The case is considered to be important because it could have an impact on the government’s ability to crack down on health care fraud.
Lawsuits brought by whistleblowers allege the two supermarket chains billed the two government programs at artificially high rates while charging most paying customers significantly lower prices under discount schemes. Federal law mandates that pharmacies bill the programs the typical prices they actually make customers pay. The whistleblowers claim the chains knew they were overcharging the government and covered up their pricing policies.
The companies claim they shouldn’t be held liable because they acted in an objectively reasonable manner and did not knowingly commit fraud.
SuperValu Inc. is the respondent (court file 21-1326) in one of the petitions the high court granted Jan. 13; Safeway Inc. is the other respondent (court file 22-111). The court consolidated the two cases and allotted one hour for oral argument on a date yet to be determined.
The cases involve the federal False Claims Act, sometimes called the Lincoln Law, which was enacted in 1863 to deal with defense contractor fraud during the Civil War. The act currently provides that anyone who knowingly files false claims with the government is liable for treble damages plus a $2,000 penalty for each false claim that is linked to inflation. The act allows the government to go after perpetrators on its own, and for private citizens to sue those who defraud the government on behalf of the government in what are known as qui tam suits.
Private citizens who prevail in qui tam actions may be awarded part of what the government recovers. The U.S. Department of Justice reports that it obtained more than $5.6 billion in settlements and judgments from civil cases involving fraud and false claims against the government in fiscal 2021.
Whistleblowers Tracy Schutte and Michael Yarberry claim in their petition that SuperValu knew “its reporting was problematic” and failed to report discounted prices, “charging the government … higher prices.”
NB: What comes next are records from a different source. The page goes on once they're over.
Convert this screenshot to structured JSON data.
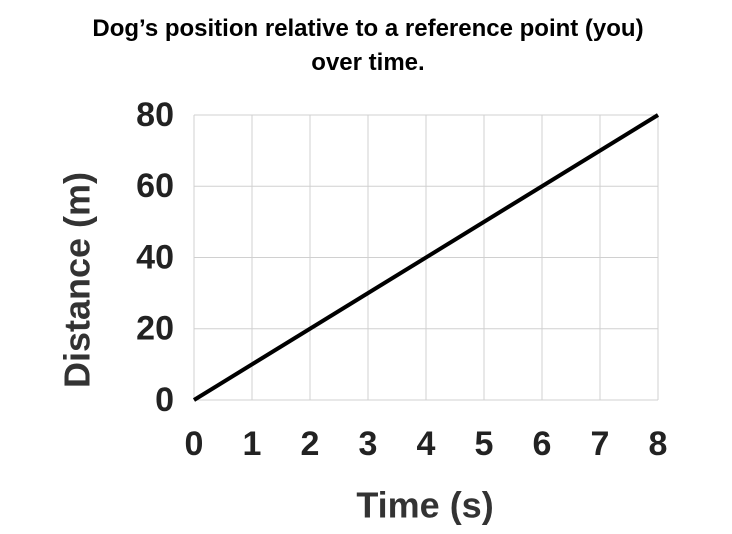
{
  "chart_data": {
    "type": "line",
    "title": "Dog’s position relative to a reference point (you) over time.",
    "x_label": "Time (s)",
    "y_label": "Distance (m)",
    "x": [
      0,
      8
    ],
    "series": [
      {
        "name": "Dog",
        "color": "#000000",
        "values": [
          0,
          80
        ]
      }
    ],
    "xlim": [
      0,
      8
    ],
    "xticks": [
      0,
      1,
      2,
      3,
      4,
      5,
      6,
      7,
      8
    ],
    "ylim": [
      0,
      80
    ],
    "yticks": [
      0,
      20,
      40,
      60,
      80
    ],
    "grid": true
  }
}
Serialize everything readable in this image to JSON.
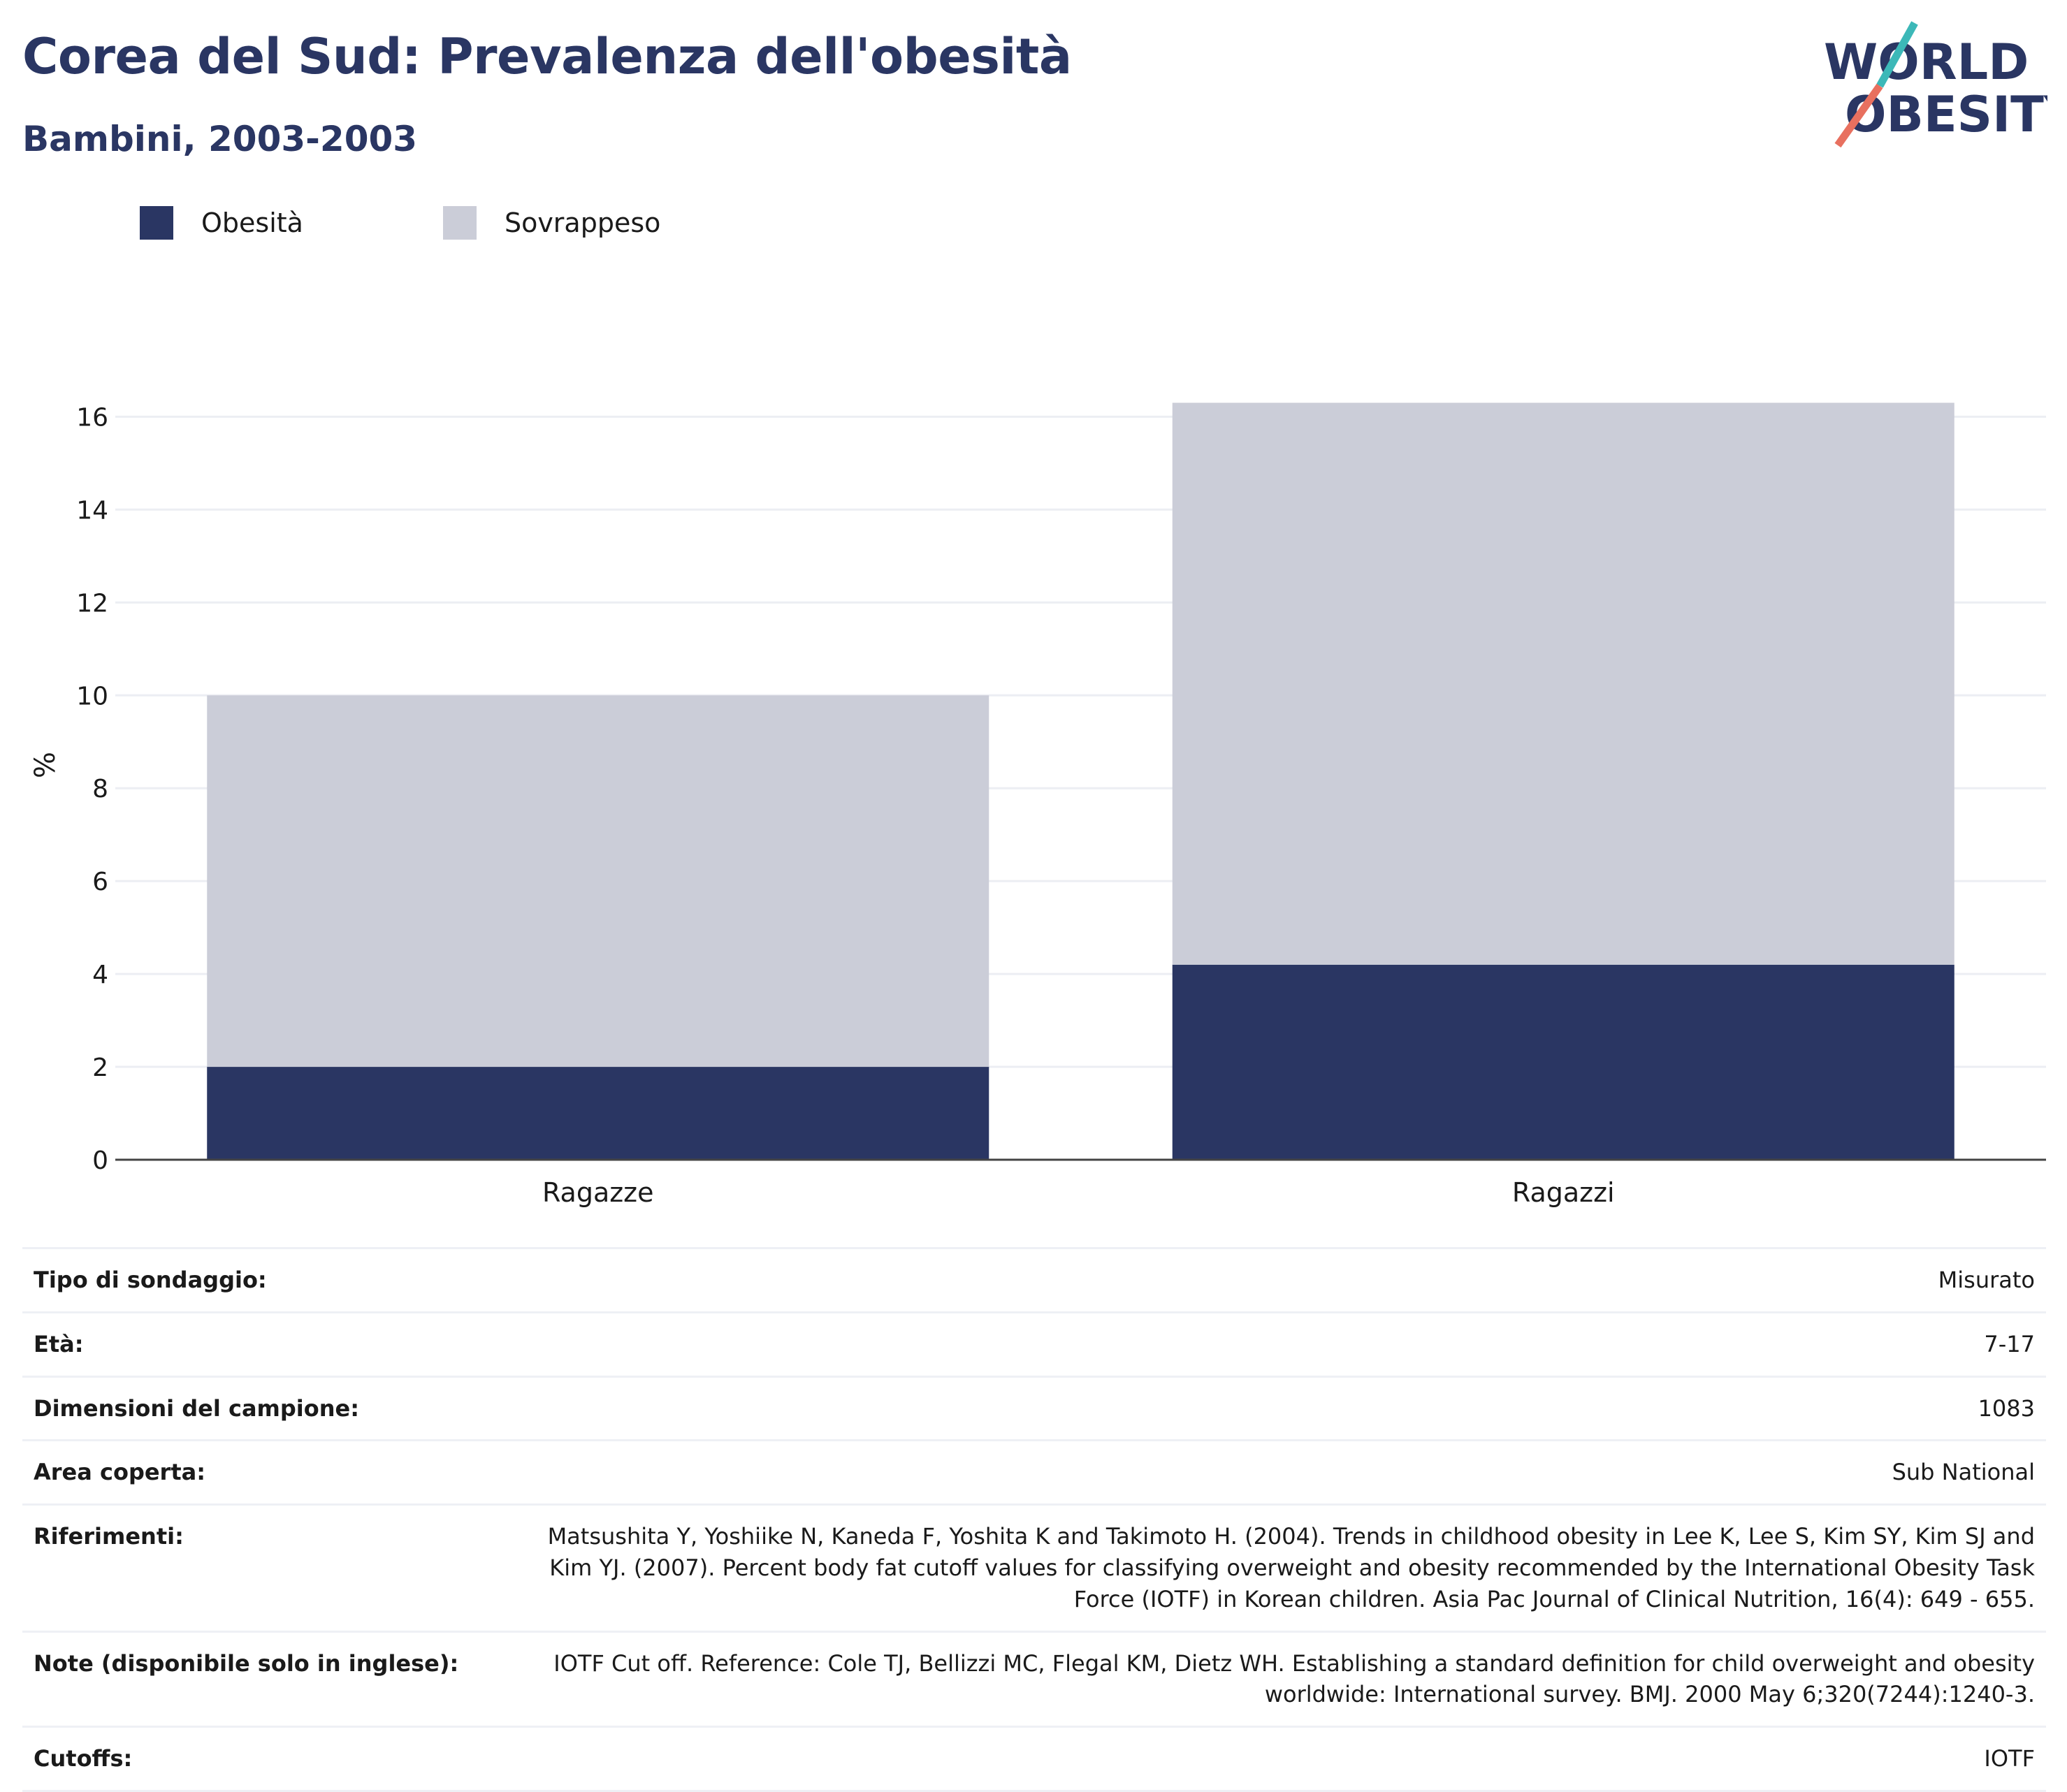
{
  "header": {
    "title": "Corea del Sud: Prevalenza dell'obesità",
    "subtitle": "Bambini, 2003-2003"
  },
  "logo": {
    "line1": "WORLD",
    "line2": "OBESITY"
  },
  "colors": {
    "title": "#2a3663",
    "obesity": "#2a3663",
    "overweight": "#cbcdd8",
    "grid": "#eceef3",
    "logo_teal": "#3cb8b8",
    "logo_coral": "#e8705f"
  },
  "chart_data": {
    "type": "bar",
    "stacked": true,
    "categories": [
      "Ragazze",
      "Ragazzi"
    ],
    "series": [
      {
        "name": "Obesità",
        "values": [
          2.0,
          4.2
        ]
      },
      {
        "name": "Sovrappeso",
        "values": [
          8.0,
          12.1
        ]
      }
    ],
    "ylabel": "%",
    "ylim": [
      0,
      17
    ],
    "yticks": [
      0,
      2,
      4,
      6,
      8,
      10,
      12,
      14,
      16
    ],
    "legend_position": "top-left",
    "grid": true
  },
  "info": [
    {
      "label": "Tipo di sondaggio:",
      "value": "Misurato"
    },
    {
      "label": "Età:",
      "value": "7-17"
    },
    {
      "label": "Dimensioni del campione:",
      "value": "1083"
    },
    {
      "label": "Area coperta:",
      "value": "Sub National"
    },
    {
      "label": "Riferimenti:",
      "value": "Matsushita Y, Yoshiike N, Kaneda F, Yoshita K and Takimoto H. (2004). Trends in childhood obesity in Lee K, Lee S, Kim SY, Kim SJ and Kim YJ. (2007). Percent body fat cutoff values for classifying overweight and obesity recommended by the International Obesity Task Force (IOTF) in Korean children. Asia Pac Journal of Clinical Nutrition, 16(4): 649 - 655."
    },
    {
      "label": "Note (disponibile solo in inglese):",
      "value": "IOTF Cut off. Reference: Cole TJ, Bellizzi MC, Flegal KM, Dietz WH. Establishing a standard definition for child overweight and obesity worldwide: International survey. BMJ. 2000 May 6;320(7244):1240-3."
    },
    {
      "label": "Cutoffs:",
      "value": "IOTF"
    }
  ]
}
In the Safeway case, whistleblower Thomas Proctor said in his petition that “despite ample warning” the company “did not report its discounted prices” to the government and “[t]his allowed Safeway to offer discounts to price-sensitive consumers without sacrificing lucrative reimbursements from the government.” One expert pegged the over-billing at $127 million.
Although the Chicago-based U.S. Court of Appeals for the 7th Circuit found SuperValu and Safeway had overbilled the government, it held that their billing processes were consistent with an “objectively reasonable” interpretation of the law, regardless of their intentions.
The Department of Justice encouraged the Supreme Court to accept the case, arguing the 7th Circuit rulings ran afoul of the purpose of the False Claims Act.
The Epoch Times reached out to counsel for SuperValu and Safeway, John Caviness O’Quinn of Kirkland and Ellis LLP, and counsel for the whistleblowers, Tejinder Singh of Sparacino PLLC, but had not received a reply as of press time.
But Singh told Reuters his side was “glad the court took up this important issue.”
The Epoch Times also reached out to the Justice Department for comment but did not receive a reply by press time.